3.ATG結合系を欠損した細胞においてオートファジーの活性は低下する


 ATG結合系を欠損した細胞におけるオートファジーの活性を再検討するため,CRISPR-Cas9系によるゲノム編集技術を用いて,ATG結合系のタンパク質であるATG3あるいはATG5を欠損した細胞,および,オートファジーの上流タンパク質であるATG9,FIP200を欠損した細胞を作製した.ATG3欠損細胞およびATG5欠損細胞において,リソソームに依存的な長寿命のタンパク質の分解活性,および,p62を対象とする選択的なオートファジーの活性は,オートファジーの上流タンパク質を欠損した細胞と同じ程度に低下していた.

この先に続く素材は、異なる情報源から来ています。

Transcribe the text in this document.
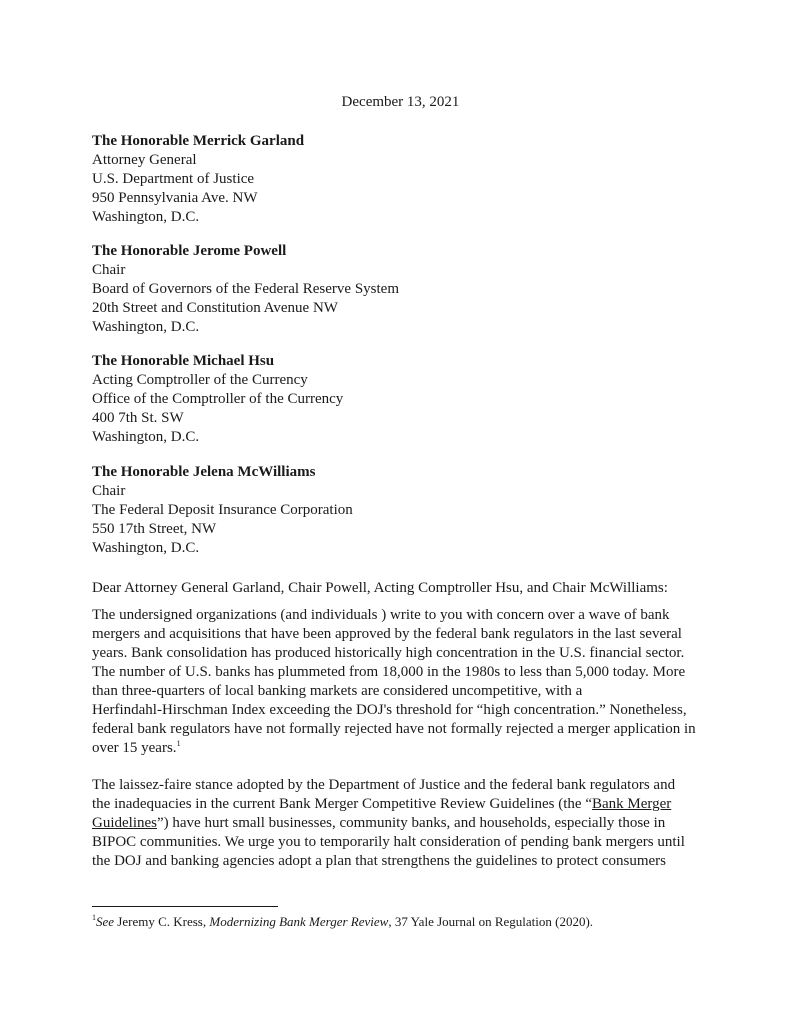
December 13, 2021
The Honorable Merrick Garland
Attorney General
U.S. Department of Justice
950 Pennsylvania Ave. NW
Washington, D.C.
The Honorable Jerome Powell
Chair
Board of Governors of the Federal Reserve System
20th Street and Constitution Avenue NW
Washington, D.C.
The Honorable Michael Hsu
Acting Comptroller of the Currency
Office of the Comptroller of the Currency
400 7th St. SW
Washington, D.C.
The Honorable Jelena McWilliams
Chair
The Federal Deposit Insurance Corporation
550 17th Street, NW
Washington, D.C.
Dear Attorney General Garland, Chair Powell, Acting Comptroller Hsu, and Chair McWilliams:
The undersigned organizations (and individuals ) write to you with concern over a wave of bank
mergers and acquisitions that have been approved by the federal bank regulators in the last several
years. Bank consolidation has produced historically high concentration in the U.S. financial sector.
The number of U.S. banks has plummeted from 18,000 in the 1980s to less than 5,000 today. More
than three-quarters of local banking markets are considered uncompetitive, with a
Herfindahl-Hirschman Index exceeding the DOJ's threshold for “high concentration.” Nonetheless,
federal bank regulators have not formally rejected have not formally rejected a merger application in
over 15 years.$^1$
The laissez-faire stance adopted by the Department of Justice and the federal bank regulators and
the inadequacies in the current Bank Merger Competitive Review Guidelines (the “Bank Merger
Guidelines”) have hurt small businesses, community banks, and households, especially those in
BIPOC communities. We urge you to temporarily halt consideration of pending bank mergers until
the DOJ and banking agencies adopt a plan that strengthens the guidelines to protect consumers
$^1$See Jeremy C. Kress, Modernizing Bank Merger Review, 37 Yale Journal on Regulation (2020).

4.ATG3欠損細胞においてオートファゴソームの形成は低下する


 ATG結合系を欠損した細胞において,STX17陽性のオートファゴソーム様の構造は野生型の細胞より2倍ほど多く観察されるにもかかわらずオートファジーの活性は低下していたことから,どの過程が遅延しているかくわしく調べた.ATG5陽性の隔離膜の出現の頻度は野生型の細胞とATG3欠損細胞とで同等であった.また,ATG5陽性の隔離膜からSTX17陽性のオートファゴソーム様の構造への移行率を調べると,野生型の細胞においては90%以上であった一方,ATG3欠損細胞ではおよそ30%であった.このことから,以前から提唱されていたように,ATG結合系はオートファゴソームの完成に重要な役割をはたすことが示唆された.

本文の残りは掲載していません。